Es kam allerdings gar nicht so weit, dass ich Dr. Niehenke auf irgendeine Weise Einverständnis mit der von ihm gewählten Lebensweise hätte signalisieren müssen, er konnte mich gar nicht sehen, denn ich fuhr auf dem Fahrrad hinter ihm her.
Ich befand mich zu dieser Zeit auf der Suche nach einem neuen Kühlschrank und fuhr gerade zu einen großen Elektrogerätehandel beim Güterbahnhof, es war ein warmer Frühlingstag, als Herr Niehenke vor mir auf den Fahrradweg einbog. Das ist er also, dachte ich, während ich, einigermaßen verwundert, wie es sich wohl anfühlen mag, ungeschützten Hinterteils auf einem Fahrradsattel zu sitzen, hinter ihm herradelte, ich musste mich ganz schön anstrengen das Tempo zu halten das er vorgab, aber so schnell ließ ich mich dann doch nicht abschütteln, ich wollte ja wenigstens ein bisschen was sehen:
Niehenke ist groß, dünn, eher Typ Langstreckenläufer als Sprinter, er hat ein freundliches Gesicht, lustiges Kraushaar, putzige Brille, er sieht genau so aus wie ich mir einen unauffälligen Soziologiedozenten vorstelle. Seine Nacktheit hatte tatsächlich nichts Anstößiges, die sonnengegerbte bronzefarbene Haut wirkte ohnehin wie ein natürlicher Hornanzug, es war nichts dabei. Ich drosselte das Tempo und er enteilte.

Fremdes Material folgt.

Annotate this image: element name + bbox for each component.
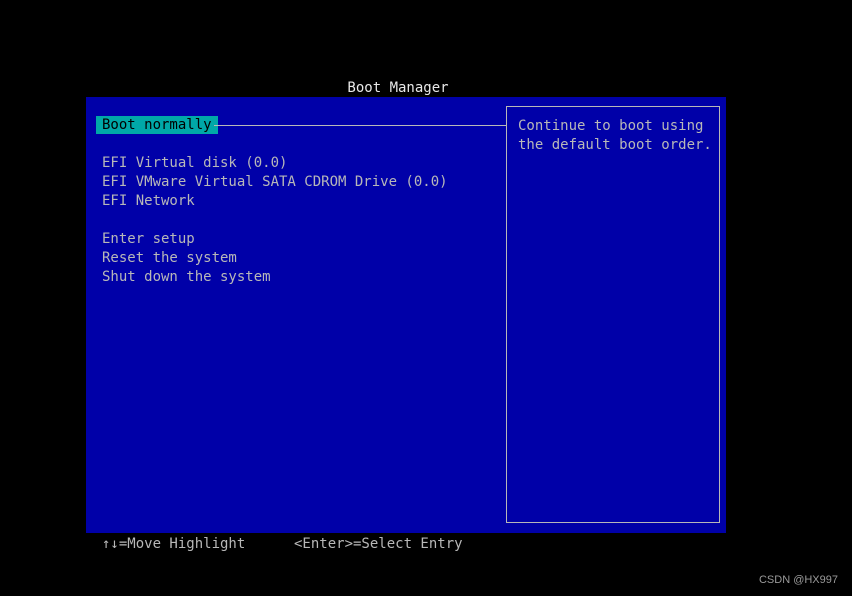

Es sollte drei Jahre dauern, bis ich ihn wiedersah. Ich überquerte gerade die Lorettostraße kurz vor dem Haus in dem er seine astrologische Praxis hat, da kam er mir entgegen. Es war ein sehr kalter, nasser Tag im April und selbst ein Niehenke geht bei solch einem Wetter nicht nackt aus dem Haus, soweit treibt er es dann doch nicht. So selbstverständlich wie mir zuvor der Anblick des nackten Niehenke gewesen war, so befremdlich erschien es mir diesmal, ihn mit Hose und Pullover bekleidet zu sehen. Ihm selbst war es wohl auch nicht besonders angenehm, von der Witterung genötigt das Luft- und Freiheitsbedürfnis seiner Haut unterdrücken zu müssen, jedenfalls sah er traurig lächelnd, als dächte er über etwas nach das sein Herz bewegte, zu Boden, während wir aneinander vorbeigingen. Man merkte, dieser Mensch ist nicht ganz bei sich, ist nicht, was er eigentlich sein will, entspricht nicht dem Bild, das er selbst von sich hat. Ich schämte mich ein bisschen, ihn so angezogen ertappt zu haben.
Vielleicht dachte er sich in diesem Moment ja, dass ich ihn gar nicht erkennen würde, derart seiner Besonderheit beraubt, und in gewisser Weise war er ja auch inkognito.


http://www.waldfkk.de/StuttgarterNachrichten/nude2.jpg

Yvonne Caldenberg
08.08.2002, 00:38
Das ist er also, dachte ich, während ich, einigermaßen verwundert, wie es sich wohl anfühlen mag, ungeschützten Hinterteils auf einem Fahrradsattel zu sitzen,

Es wäre aber gut zu wissen, ob solche Doktors den neuen Fahrrad-Mietservice der Bahn benutzen dürfen.
Ich dachte gerade daran, diesen Dienst einmal zu testen (sdie Räder sehen interessant aus). Aber diese Geschichte lässt mich jetzt zögern.

lilsista
08.08.2002, 03:11
Naja, soviele Nacktfahrer wird es nicht geben.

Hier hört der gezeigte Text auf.